Celia Sánchez y Fidel Castro

MIAMI, Estados Unidos. – Celia Sánchez Manduley, quien nació el 9 de mayo de 1920 en Media Luna, actual provincia de Granma, fue la primera mujer que ocupó la posición de soldado combatiente en las filas del Ejército Rebelde y la principal promotora de la creación del pelotón femenino “Las Marianas”, en 1957. 

Luego, tras el triunfo de la Revolución Cubana, fue nombrada secretaria de la Presidencia del Consejo de Ministros y posteriormente ministra de la Presidencia. De esa forma, se mantuvo siempre al lado de Fidel Castro.

“Lo mismo como Norma, que como Lilian, Carmen, Caridad o Aly, Celia fue siempre de una fidelidad y una utilidad inmensurables para Fidel Castro. Algunos la consideraron su mejor perro guardián”, dice el escritor Ernesto Santana Zaldívar en un texto publicado en CubaNet en 2017.

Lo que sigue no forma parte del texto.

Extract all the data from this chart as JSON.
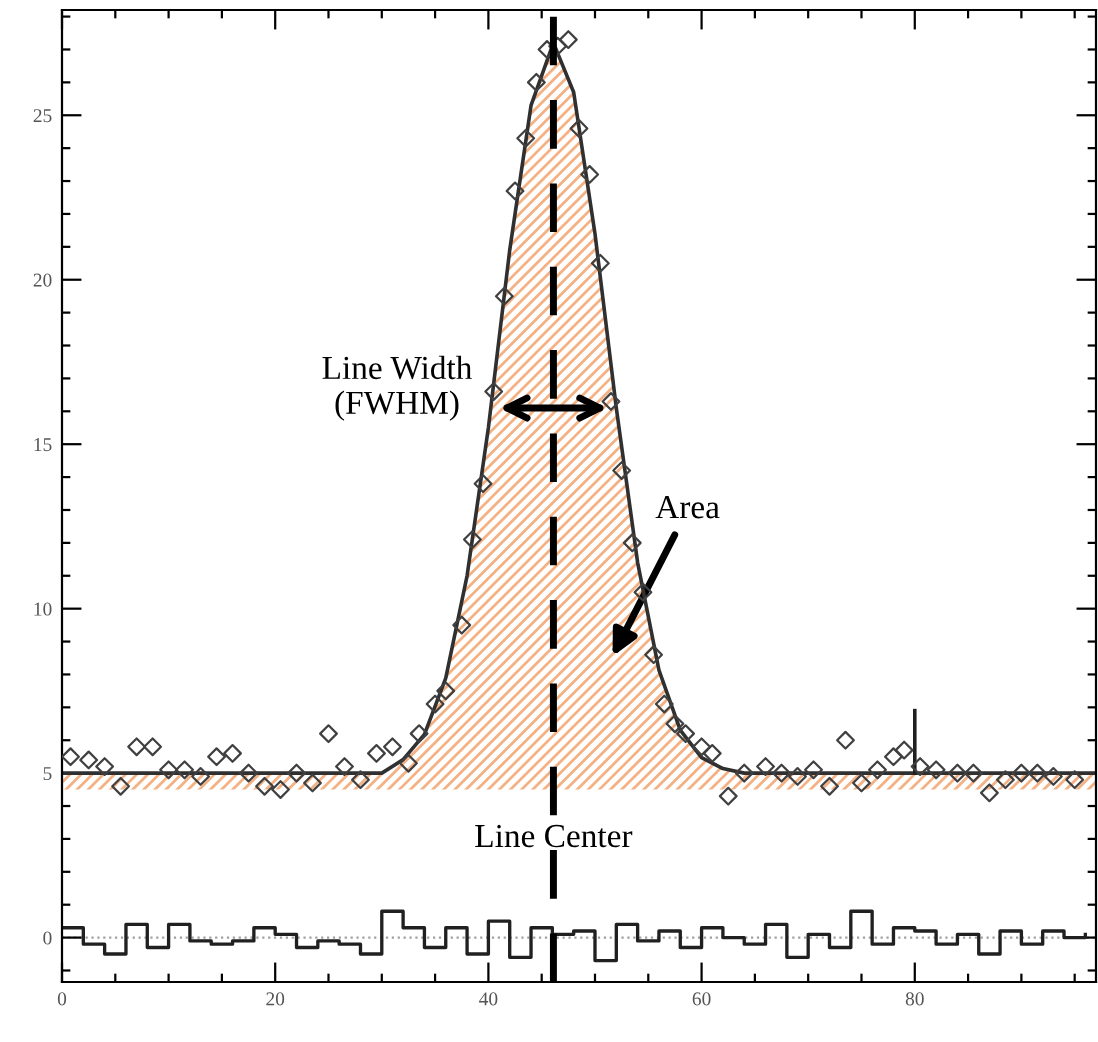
{
  "chart_data": {
    "type": "line",
    "xlim": [
      0,
      97
    ],
    "ylim": [
      -1.35,
      28.2
    ],
    "xticks": [
      {
        "value": 0,
        "label": "0"
      },
      {
        "value": 5,
        "label": null
      },
      {
        "value": 10,
        "label": null
      },
      {
        "value": 15,
        "label": null
      },
      {
        "value": 20,
        "label": "20"
      },
      {
        "value": 25,
        "label": null
      },
      {
        "value": 30,
        "label": null
      },
      {
        "value": 35,
        "label": null
      },
      {
        "value": 40,
        "label": "40"
      },
      {
        "value": 45,
        "label": null
      },
      {
        "value": 50,
        "label": null
      },
      {
        "value": 55,
        "label": null
      },
      {
        "value": 60,
        "label": "60"
      },
      {
        "value": 65,
        "label": null
      },
      {
        "value": 70,
        "label": null
      },
      {
        "value": 75,
        "label": null
      },
      {
        "value": 80,
        "label": "80"
      },
      {
        "value": 85,
        "label": null
      },
      {
        "value": 90,
        "label": null
      },
      {
        "value": 95,
        "label": null
      }
    ],
    "yticks": [
      {
        "value": -1,
        "label": null
      },
      {
        "value": 0,
        "label": "0"
      },
      {
        "value": 1,
        "label": null
      },
      {
        "value": 2,
        "label": null
      },
      {
        "value": 3,
        "label": null
      },
      {
        "value": 4,
        "label": null
      },
      {
        "value": 5,
        "label": "5"
      },
      {
        "value": 6,
        "label": null
      },
      {
        "value": 7,
        "label": null
      },
      {
        "value": 8,
        "label": null
      },
      {
        "value": 9,
        "label": null
      },
      {
        "value": 10,
        "label": "10"
      },
      {
        "value": 11,
        "label": null
      },
      {
        "value": 12,
        "label": null
      },
      {
        "value": 13,
        "label": null
      },
      {
        "value": 14,
        "label": null
      },
      {
        "value": 15,
        "label": "15"
      },
      {
        "value": 16,
        "label": null
      },
      {
        "value": 17,
        "label": null
      },
      {
        "value": 18,
        "label": null
      },
      {
        "value": 19,
        "label": null
      },
      {
        "value": 20,
        "label": "20"
      },
      {
        "value": 21,
        "label": null
      },
      {
        "value": 22,
        "label": null
      },
      {
        "value": 23,
        "label": null
      },
      {
        "value": 24,
        "label": null
      },
      {
        "value": 25,
        "label": "25"
      },
      {
        "value": 26,
        "label": null
      },
      {
        "value": 27,
        "label": null
      },
      {
        "value": 28,
        "label": null
      }
    ],
    "series": [
      {
        "type": "scatter",
        "color": "#404040",
        "marker": "diamond",
        "x": [
          0.8,
          2.5,
          4,
          5.5,
          7,
          8.5,
          10,
          11.5,
          13,
          14.5,
          16,
          17.5,
          19,
          20.5,
          22,
          23.5,
          25,
          26.5,
          28,
          29.5,
          31,
          32.5,
          33.5,
          35,
          36,
          37.5,
          38.5,
          39.5,
          40.5,
          41.5,
          42.5,
          43.5,
          44.5,
          45.5,
          46.5,
          47.5,
          48.5,
          49.5,
          50.5,
          51.5,
          52.5,
          53.5,
          54.5,
          55.5,
          56.5,
          57.5,
          58.5,
          60,
          61,
          62.5,
          64,
          66,
          67.5,
          69,
          70.5,
          72,
          73.5,
          75,
          76.5,
          78,
          79,
          80.5,
          82,
          84,
          85.5,
          87,
          88.5,
          90,
          91.5,
          93,
          95
        ],
        "values": [
          5.5,
          5.4,
          5.2,
          4.6,
          5.8,
          5.8,
          5.1,
          5.1,
          4.9,
          5.5,
          5.6,
          5.0,
          4.6,
          4.5,
          5.0,
          4.7,
          6.2,
          5.2,
          4.8,
          5.6,
          5.8,
          5.3,
          6.2,
          7.1,
          7.5,
          9.5,
          12.1,
          13.8,
          16.6,
          19.5,
          22.7,
          24.3,
          26.0,
          27.0,
          27.1,
          27.3,
          24.6,
          23.2,
          20.5,
          16.3,
          14.2,
          12.0,
          10.5,
          8.6,
          7.1,
          6.5,
          6.2,
          5.8,
          5.6,
          4.3,
          5.0,
          5.2,
          5.0,
          4.9,
          5.1,
          4.6,
          6.0,
          4.7,
          5.1,
          5.5,
          5.7,
          5.2,
          5.1,
          5.0,
          5.0,
          4.4,
          4.8,
          5.0,
          5.0,
          4.9,
          4.8
        ]
      },
      {
        "color": "#303030",
        "x": [
          0,
          10,
          20,
          30,
          32,
          34,
          36,
          38,
          40,
          42,
          44,
          46.1,
          48,
          50,
          52,
          54,
          56,
          58,
          60,
          62,
          64,
          70,
          80,
          97
        ],
        "values": [
          5.0,
          5.0,
          5.0,
          5.0,
          5.41,
          6.18,
          7.89,
          11.0,
          15.5,
          20.9,
          25.3,
          27.2,
          25.7,
          21.4,
          16.1,
          11.4,
          8.13,
          6.31,
          5.47,
          5.14,
          5.0,
          5.0,
          5.0,
          5.0
        ],
        "lower": [
          4.5,
          4.5,
          4.5,
          4.5,
          4.5,
          4.5,
          4.5,
          4.5,
          4.5,
          4.5,
          4.5,
          4.5,
          4.5,
          4.5,
          4.5,
          4.5,
          4.5,
          4.5,
          4.5,
          4.5,
          4.5,
          4.5,
          4.5,
          4.5
        ],
        "upper": [
          5.0,
          5.0,
          5.0,
          5.0,
          5.41,
          6.18,
          7.89,
          11.0,
          15.5,
          20.9,
          25.3,
          27.2,
          25.7,
          21.4,
          16.1,
          11.4,
          8.13,
          6.31,
          5.47,
          5.14,
          5.0,
          5.0,
          5.0,
          5.0
        ]
      },
      {
        "color": "#202020",
        "x": [
          80,
          80
        ],
        "values": [
          5.0,
          6.9
        ]
      },
      {
        "type": "step",
        "color": "#202020",
        "x": [
          0,
          2,
          4,
          6,
          8,
          10,
          12,
          14,
          16,
          18,
          20,
          22,
          24,
          26,
          28,
          30,
          32,
          34,
          36,
          38,
          40,
          42,
          44,
          46,
          48,
          50,
          52,
          54,
          56,
          58,
          60,
          62,
          64,
          66,
          68,
          70,
          72,
          74,
          76,
          78,
          80,
          82,
          84,
          86,
          88,
          90,
          92,
          94,
          96
        ],
        "values": [
          0.3,
          -0.2,
          -0.5,
          0.4,
          -0.3,
          0.4,
          -0.1,
          -0.2,
          -0.1,
          0.3,
          0.1,
          -0.3,
          -0.1,
          -0.2,
          -0.5,
          0.8,
          0.3,
          -0.3,
          0.3,
          -0.5,
          0.5,
          -0.6,
          0.3,
          0.1,
          0.2,
          -0.7,
          0.4,
          -0.1,
          0.2,
          -0.3,
          0.3,
          0.0,
          -0.2,
          0.4,
          -0.6,
          0.1,
          -0.3,
          0.8,
          -0.2,
          0.3,
          0.2,
          -0.2,
          0.1,
          -0.5,
          0.2,
          -0.2,
          0.2,
          0.0,
          0.1
        ]
      }
    ],
    "ref_lines": [
      {
        "axis": "y",
        "value": 0,
        "color": "#a0a0a0",
        "line_style": "dotted"
      },
      {
        "axis": "x",
        "value": 46.1,
        "label": "Line Center",
        "color": "#000000",
        "line_style": "dashed"
      }
    ],
    "annotations": [
      {
        "text": "Line Width\n(FWHM)",
        "x": 40.5,
        "y": 16.1
      },
      "Area"
    ],
    "grid": false,
    "legend": false
  }
}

“Ella coordinó la visita de los periodistas Herbert Matthews y Bob Taber a la Sierra. Fue la primera mujer que participó en un combate y fundó el pelotón femenino Mariana Grajales, que fue durante un tiempo escolta personal del jefe”, indica también el autor.

Para Santana Zaldívar, aunque Celia nunca tuvo grados militares, se ocupó de asuntos de la mayor importancia política, desde acompañar a Castro en giras internacionales importantes hasta dirigir la construcción del Palacio de Convenciones de La Habana para una conferencia del grupo de los Países No Alineados. 

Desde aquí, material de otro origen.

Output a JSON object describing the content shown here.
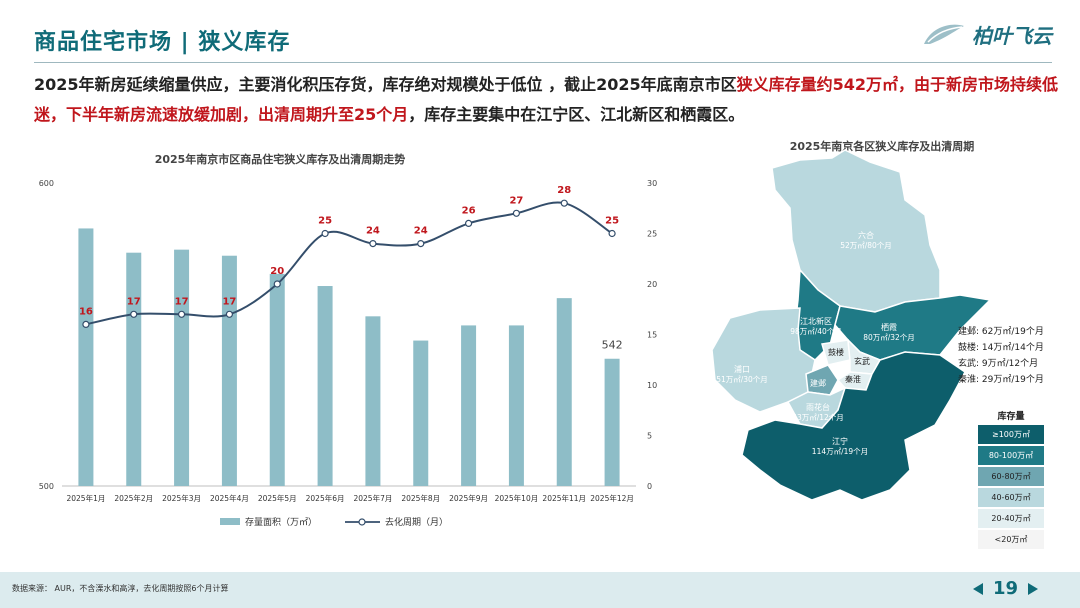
{
  "header": {
    "title": "商品住宅市场 | 狭义库存",
    "logo_text": "柏叶飞云"
  },
  "headline": {
    "part1": "2025年新房延续缩量供应，主要消化积压存货，库存绝对规模处于低位 ，截止2025年底南京市区",
    "part2": "狭义库存量约542万㎡，由于新房市场持续低迷，下半年新房流速放缓加剧，出清周期升至25个月",
    "part3": "，库存主要集中在江宁区、江北新区和栖霞区。"
  },
  "chart_data": {
    "type": "bar",
    "title": "2025年南京市区商品住宅狭义库存及出清周期走势",
    "categories": [
      "2025年1月",
      "2025年2月",
      "2025年3月",
      "2025年4月",
      "2025年5月",
      "2025年6月",
      "2025年7月",
      "2025年8月",
      "2025年9月",
      "2025年10月",
      "2025年11月",
      "2025年12月"
    ],
    "series": [
      {
        "name": "存量面积（万㎡）",
        "type": "bar",
        "axis": "left",
        "color": "#8ebdc7",
        "values": [
          585,
          577,
          578,
          576,
          570,
          566,
          556,
          548,
          553,
          553,
          562,
          542
        ],
        "labels": [
          "",
          "",
          "",
          "",
          "",
          "",
          "",
          "",
          "",
          "",
          "",
          "542"
        ]
      },
      {
        "name": "去化周期（月）",
        "type": "line",
        "axis": "right",
        "color": "#344e6b",
        "values": [
          16,
          17,
          17,
          17,
          20,
          25,
          24,
          24,
          26,
          27,
          28,
          25
        ]
      }
    ],
    "y_left": {
      "ticks": [
        "600",
        "500"
      ],
      "range": [
        500,
        600
      ]
    },
    "y_right": {
      "ticks": [
        "30",
        "25",
        "20",
        "15",
        "10",
        "5",
        "0"
      ],
      "range": [
        0,
        30
      ]
    },
    "legend": "bottom",
    "grid": false
  },
  "map": {
    "title": "2025年南京各区狭义库存及出清周期",
    "regions": [
      {
        "id": "luhe",
        "name": "六合",
        "value": "52万㎡/80个月",
        "color": "#b9d8de"
      },
      {
        "id": "jiangbei",
        "name": "江北新区",
        "value": "98万㎡/40个月",
        "color": "#1f7a86"
      },
      {
        "id": "qixia",
        "name": "栖霞",
        "value": "80万㎡/32个月",
        "color": "#1f7a86"
      },
      {
        "id": "pukou",
        "name": "浦口",
        "value": "51万㎡/30个月",
        "color": "#b9d8de"
      },
      {
        "id": "yuhuatai",
        "name": "雨花台",
        "value": "43万㎡/12个月",
        "color": "#b9d8de"
      },
      {
        "id": "jiangning",
        "name": "江宁",
        "value": "114万㎡/19个月",
        "color": "#0d5e6b"
      },
      {
        "id": "gulou",
        "name": "鼓楼",
        "value": "",
        "color": "#e3eff1"
      },
      {
        "id": "xuanwu",
        "name": "玄武",
        "value": "",
        "color": "#e3eff1"
      },
      {
        "id": "qinhuai",
        "name": "秦淮",
        "value": "",
        "color": "#e3eff1"
      },
      {
        "id": "jianye",
        "name": "建邺",
        "value": "",
        "color": "#6fa6b1"
      }
    ],
    "side_list": [
      {
        "name": "建邺:",
        "value": "62万㎡/19个月"
      },
      {
        "name": "鼓楼:",
        "value": "14万㎡/14个月"
      },
      {
        "name": "玄武:",
        "value": "9万㎡/12个月"
      },
      {
        "name": "秦淮:",
        "value": "29万㎡/19个月"
      }
    ],
    "legend_title": "库存量",
    "legend": [
      {
        "label": "≥100万㎡",
        "color": "#0d5e6b",
        "text_color": "#ffffff"
      },
      {
        "label": "80-100万㎡",
        "color": "#1f7a86",
        "text_color": "#ffffff"
      },
      {
        "label": "60-80万㎡",
        "color": "#6fa6b1",
        "text_color": "#222222"
      },
      {
        "label": "40-60万㎡",
        "color": "#b9d8de",
        "text_color": "#222222"
      },
      {
        "label": "20-40万㎡",
        "color": "#e3eff1",
        "text_color": "#222222"
      },
      {
        "label": "<20万㎡",
        "color": "#f4f4f4",
        "text_color": "#222222"
      }
    ]
  },
  "footer": {
    "note": "数据来源： AUR，不含溧水和高淳，去化周期按照6个月计算",
    "page": "19"
  }
}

Celia: ¿La memoria de la Revolución?

Aunque fue ministra de la Presidencia, miembro del Comité Central del Partido Comunista de Cuba (PCC) y diputada del Parlamento, entre otros cargos y funciones, su mayor preocupación fue siempre la Oficina de Asuntos Históricos del Consejo de Estado, que fundó el 4 de mayo de 1964.

De hecho, sus 21 años como secretaria personal de Fidel Castro los dedicó sobre todo a reunir “hasta el último papelito” con el propósito de rescatar la historia de la Sierra y la Revolución.

Celia Sánchez
Celia Sánchez (Foto: Prensa Latina)

Celia y Fidel

Uno de los puntos de su vida que ha alcanzado la categoría de mito es su presunto vínculo amoroso con Fidel Castro. “Cuán íntima era la amistad entre Celia y Castro es un tema de apasionado debate”, dice Santana Zaldívar.

“Lo indudable es que estuvo en el mismo corazón de la Revolución Cubana por más de dos décadas, cuidando del líder: él quería el poder a toda costa y ella quería eliminar todo lo que estorbara ese propósito, porque su ídolo era Cuba y la Revolución en santísima trinidad una”, agrega el escritor.

Todavía hoy, “hay quien cree, románticamente, que la Revolución murió con ella. ‘Los batistianos nunca volverán al poder en Cuba mientras yo o Fidel vivamos’, dijo en 1959 y lo repitió al menos tres veces antes de morir”. 

Cuando falleció, finalmente Dalia Soto del Valle pudo casarse con quien fuera su amante desde 1961, refieren numerosas fuentes.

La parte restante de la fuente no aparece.